I see these writers clearly in my own work, but I realize I’ve still been heavily influenced by others—William Blake, Wallace Stevens, Hemingway, Stevie Smith, the anonymous poets of medieval lays—even if I can’t perceive their presence. Perhaps it’s easier simply to admit that I have realized I’m always trying to somehow rewrite these things I love: "Prufrock," “A Nocturnal Upon St. Lucy’s Day Being the Shortest Day,” "Arrangements with Earth for Three Dead Friends," by James Wright, “The Death of the Ball Turret Gunner,” Agee’s "Knoxville: Summer, 1915," "The Walrus and the Carpenter," Stevie Smith’s “Not Waving but Drowning,” Margaret Wise Brown’s The Color Kittens, and Harriet the Spy.

TB: And finally, Nancy, what gets you going? What keeps you interested?

NH: A long, slow kiss where you feel like you’re breathing for each other. Wait. You’re not asking about that. Although, as I think about answering your questions, I really think what gets me going and what keeps me interested are the possibilities for creation, and then the creation itself. So perhaps I’m not far off.
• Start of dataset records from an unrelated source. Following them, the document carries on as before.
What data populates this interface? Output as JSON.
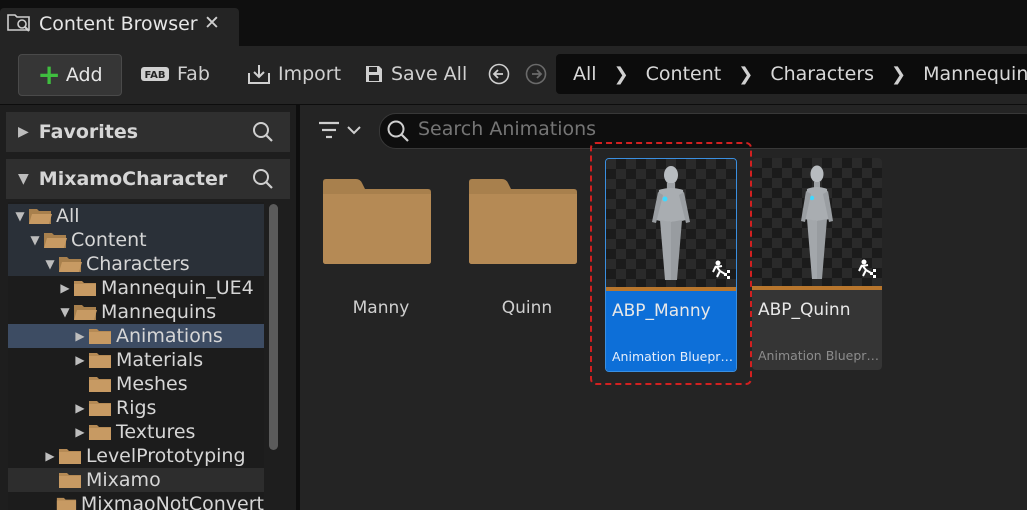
{
  "window": {
    "tab_title": "Content Browser",
    "close_symbol": "✕"
  },
  "toolbar": {
    "add_label": "Add",
    "fab_label": "Fab",
    "import_label": "Import",
    "save_all_label": "Save All"
  },
  "breadcrumb": [
    "All",
    "Content",
    "Characters",
    "Mannequins"
  ],
  "sidebar": {
    "favorites_label": "Favorites",
    "project_label": "MixamoCharacter",
    "tree": [
      {
        "label": "All",
        "depth": 0,
        "expander": "open",
        "folder": "open"
      },
      {
        "label": "Content",
        "depth": 1,
        "expander": "open",
        "folder": "open"
      },
      {
        "label": "Characters",
        "depth": 2,
        "expander": "open",
        "folder": "open"
      },
      {
        "label": "Mannequin_UE4",
        "depth": 3,
        "expander": "closed",
        "folder": "closed"
      },
      {
        "label": "Mannequins",
        "depth": 3,
        "expander": "open",
        "folder": "open"
      },
      {
        "label": "Animations",
        "depth": 4,
        "expander": "closed",
        "folder": "closed",
        "selected": true
      },
      {
        "label": "Materials",
        "depth": 4,
        "expander": "closed",
        "folder": "closed"
      },
      {
        "label": "Meshes",
        "depth": 4,
        "expander": "none",
        "folder": "closed"
      },
      {
        "label": "Rigs",
        "depth": 4,
        "expander": "closed",
        "folder": "closed"
      },
      {
        "label": "Textures",
        "depth": 4,
        "expander": "closed",
        "folder": "closed"
      },
      {
        "label": "LevelPrototyping",
        "depth": 2,
        "expander": "closed",
        "folder": "closed"
      },
      {
        "label": "Mixamo",
        "depth": 2,
        "expander": "none",
        "folder": "closed"
      },
      {
        "label": "MixmaoNotConvert",
        "depth": 2,
        "expander": "none",
        "folder": "closed"
      }
    ]
  },
  "search": {
    "placeholder": "Search Animations",
    "value": ""
  },
  "folders": [
    {
      "label": "Manny"
    },
    {
      "label": "Quinn"
    }
  ],
  "assets": [
    {
      "name": "ABP_Manny",
      "type": "Animation Blueprint",
      "selected": true
    },
    {
      "name": "ABP_Quinn",
      "type": "Animation Blueprint",
      "selected": false
    }
  ],
  "colors": {
    "accent_selected": "#0d6fd8",
    "add_plus": "#3fbe3f",
    "asset_strip": "#b8762d",
    "highlight": "#d22020",
    "folder": "#b58a55"
  },
  "icons": {
    "tab": "content-browser-icon",
    "fab": "fab-logo-icon",
    "import": "import-icon",
    "save_all": "save-all-icon",
    "back": "back-arrow-icon",
    "forward": "forward-arrow-icon",
    "search": "search-icon",
    "filter": "filter-icon",
    "asset_badge": "animation-blueprint-icon"
  }
}
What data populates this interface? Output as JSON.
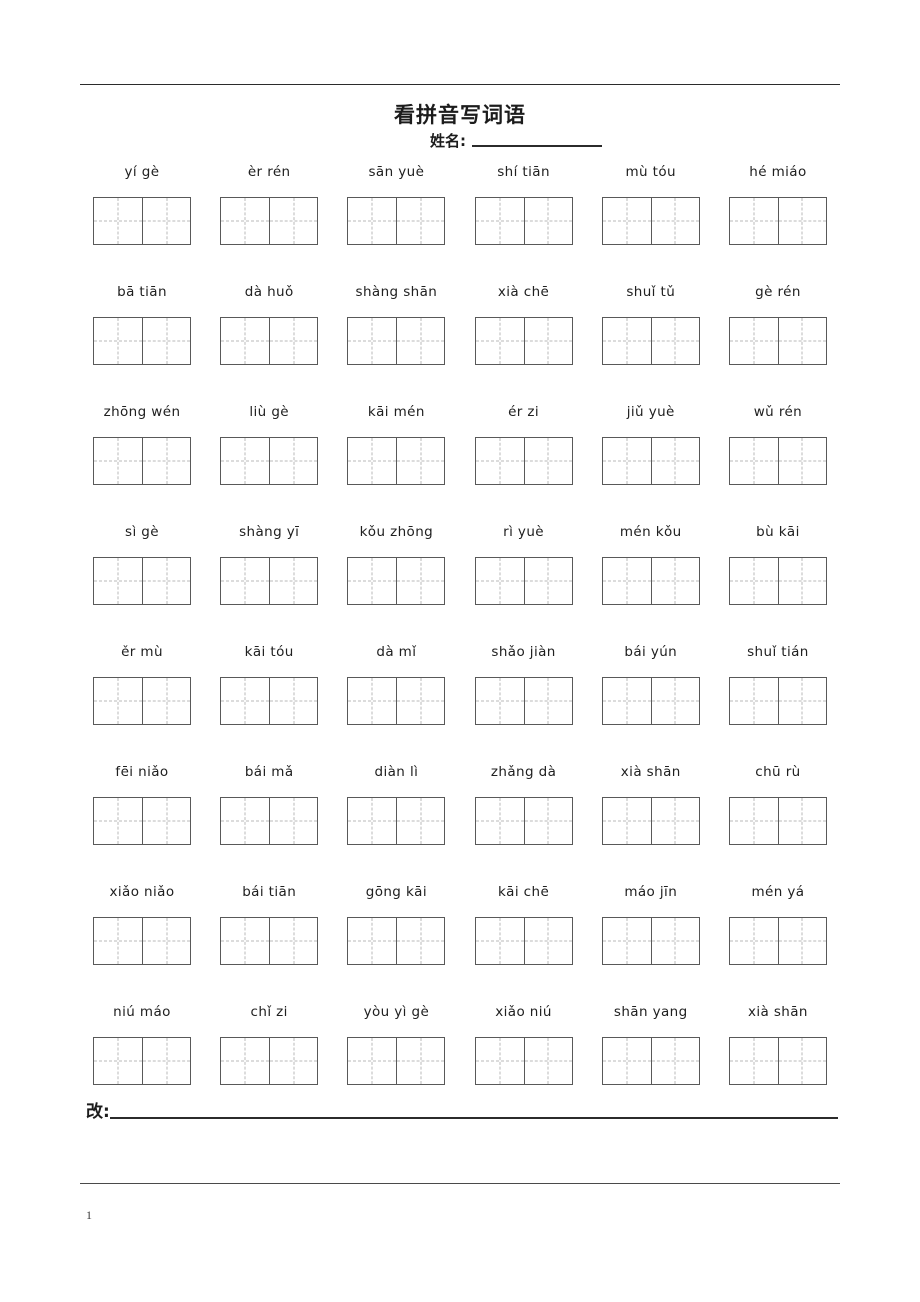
{
  "document": {
    "title": "看拼音写词语",
    "name_label": "姓名:",
    "correction_label": "改:",
    "page_number": "1"
  },
  "worksheet": {
    "rows": [
      {
        "items": [
          {
            "pinyin": "yí  gè",
            "syllables": [
              "yí",
              "gè"
            ]
          },
          {
            "pinyin": "èr  rén",
            "syllables": [
              "èr",
              "rén"
            ]
          },
          {
            "pinyin": "sān yuè",
            "syllables": [
              "sān",
              "yuè"
            ]
          },
          {
            "pinyin": "shí tiān",
            "syllables": [
              "shí",
              "tiān"
            ]
          },
          {
            "pinyin": "mù tóu",
            "syllables": [
              "mù",
              "tóu"
            ]
          },
          {
            "pinyin": "hé miáo",
            "syllables": [
              "hé",
              "miáo"
            ]
          }
        ]
      },
      {
        "items": [
          {
            "pinyin": "bā  tiān",
            "syllables": [
              "bā",
              "tiān"
            ]
          },
          {
            "pinyin": "dà  huǒ",
            "syllables": [
              "dà",
              "huǒ"
            ]
          },
          {
            "pinyin": "shàng shān",
            "syllables": [
              "shàng",
              "shān"
            ]
          },
          {
            "pinyin": "xià chē",
            "syllables": [
              "xià",
              "chē"
            ]
          },
          {
            "pinyin": "shuǐ  tǔ",
            "syllables": [
              "shuǐ",
              "tǔ"
            ]
          },
          {
            "pinyin": "gè  rén",
            "syllables": [
              "gè",
              "rén"
            ]
          }
        ]
      },
      {
        "items": [
          {
            "pinyin": "zhōng wén",
            "syllables": [
              "zhōng",
              "wén"
            ]
          },
          {
            "pinyin": "liù  gè",
            "syllables": [
              "liù",
              "gè"
            ]
          },
          {
            "pinyin": "kāi mén",
            "syllables": [
              "kāi",
              "mén"
            ]
          },
          {
            "pinyin": "ér  zi",
            "syllables": [
              "ér",
              "zi"
            ]
          },
          {
            "pinyin": "jiǔ  yuè",
            "syllables": [
              "jiǔ",
              "yuè"
            ]
          },
          {
            "pinyin": "wǔ  rén",
            "syllables": [
              "wǔ",
              "rén"
            ]
          }
        ]
      },
      {
        "items": [
          {
            "pinyin": "sì  gè",
            "syllables": [
              "sì",
              "gè"
            ]
          },
          {
            "pinyin": "shàng  yī",
            "syllables": [
              "shàng",
              "yī"
            ]
          },
          {
            "pinyin": "kǒu zhōng",
            "syllables": [
              "kǒu",
              "zhōng"
            ]
          },
          {
            "pinyin": "rì  yuè",
            "syllables": [
              "rì",
              "yuè"
            ]
          },
          {
            "pinyin": "mén kǒu",
            "syllables": [
              "mén",
              "kǒu"
            ]
          },
          {
            "pinyin": "bù  kāi",
            "syllables": [
              "bù",
              "kāi"
            ]
          }
        ]
      },
      {
        "items": [
          {
            "pinyin": "ěr  mù",
            "syllables": [
              "ěr",
              "mù"
            ]
          },
          {
            "pinyin": "kāi tóu",
            "syllables": [
              "kāi",
              "tóu"
            ]
          },
          {
            "pinyin": "dà  mǐ",
            "syllables": [
              "dà",
              "mǐ"
            ]
          },
          {
            "pinyin": "shǎo jiàn",
            "syllables": [
              "shǎo",
              "jiàn"
            ]
          },
          {
            "pinyin": "bái  yún",
            "syllables": [
              "bái",
              "yún"
            ]
          },
          {
            "pinyin": "shuǐ tián",
            "syllables": [
              "shuǐ",
              "tián"
            ]
          }
        ]
      },
      {
        "items": [
          {
            "pinyin": "fēi niǎo",
            "syllables": [
              "fēi",
              "niǎo"
            ]
          },
          {
            "pinyin": "bái  mǎ",
            "syllables": [
              "bái",
              "mǎ"
            ]
          },
          {
            "pinyin": "diàn lì",
            "syllables": [
              "diàn",
              "lì"
            ]
          },
          {
            "pinyin": "zhǎng dà",
            "syllables": [
              "zhǎng",
              "dà"
            ]
          },
          {
            "pinyin": "xià  shān",
            "syllables": [
              "xià",
              "shān"
            ]
          },
          {
            "pinyin": "chū rù",
            "syllables": [
              "chū",
              "rù"
            ]
          }
        ]
      },
      {
        "items": [
          {
            "pinyin": "xiǎo niǎo",
            "syllables": [
              "xiǎo",
              "niǎo"
            ]
          },
          {
            "pinyin": "bái  tiān",
            "syllables": [
              "bái",
              "tiān"
            ]
          },
          {
            "pinyin": "gōng kāi",
            "syllables": [
              "gōng",
              "kāi"
            ]
          },
          {
            "pinyin": "kāi chē",
            "syllables": [
              "kāi",
              "chē"
            ]
          },
          {
            "pinyin": "máo jīn",
            "syllables": [
              "máo",
              "jīn"
            ]
          },
          {
            "pinyin": "mén  yá",
            "syllables": [
              "mén",
              "yá"
            ]
          }
        ]
      },
      {
        "items": [
          {
            "pinyin": "niú máo",
            "syllables": [
              "niú",
              "máo"
            ]
          },
          {
            "pinyin": "chǐ zi",
            "syllables": [
              "chǐ",
              "zi"
            ]
          },
          {
            "pinyin": "yòu  yì gè",
            "syllables": [
              "yòu",
              "yì",
              "gè"
            ]
          },
          {
            "pinyin": "xiǎo niú",
            "syllables": [
              "xiǎo",
              "niú"
            ]
          },
          {
            "pinyin": "shān yang",
            "syllables": [
              "shān",
              "yang"
            ]
          },
          {
            "pinyin": "xià  shān",
            "syllables": [
              "xià",
              "shān"
            ]
          }
        ]
      }
    ]
  },
  "style": {
    "rule_color": "#2b2b2b",
    "box_border_color": "#595959",
    "guide_line_color": "#b9b9b9",
    "text_color": "#1c1c1c"
  }
}
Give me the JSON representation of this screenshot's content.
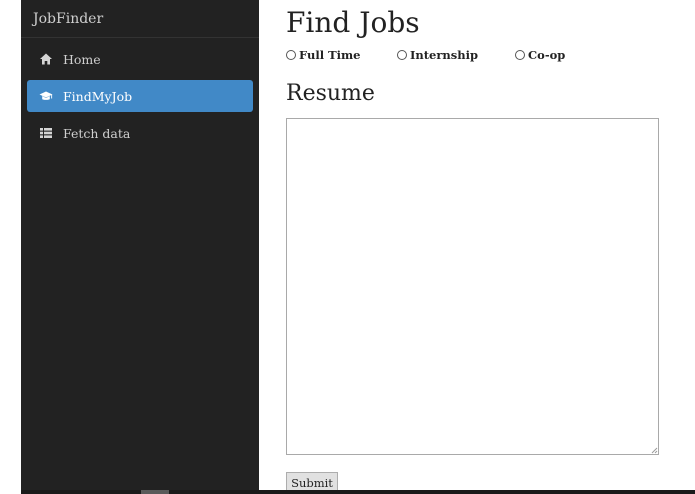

Even though I can’t really write with music in the background, music usually gets me going. Might be a song I love that I must sing with (badly and, when I’m alone, loudly and with feeling), a song or even a riff that suddenly makes me realize again all the amazing possibilities of this world.

Colored pencils get me going. Remembering, suddenly, something I used to love doing when I was young. Remembering that short time when anything, everything was possible.

Pens get me going. I’m very fond of Tūl pens, which come in a micro-fine tip.

Paper gets me going—beautiful, chunky, elegant, thick, rough, smooth.

Cameras get me going, and slatted light, and pointy blues.

Adversity keeps me interested. Struggling with or against something. Working toward something. Trying to finish something. Needing to finish something. And once finished, noticing again what got me going and wondering what new thing will next time.

*****

Tom Beckett's Parts and Other Pieces was recently published by Otoliths. He lives in Kent, Ohio.

NF Huth is the author of Radiator (Laughing/Ouch/Cube, an imprint of Leafe Press), and the chapbooks, 3 Words (Serif of Nottingham Editions), A Space for It (from the This is Visual Poetry series), and sansound (dbqp). She publishes found sound at clickbuzzchirp.blogspot.com, and images that are pointy and blue at pointyblue.tumblr.com. She lives and writes in a strangely stone house in Schenectady, New York.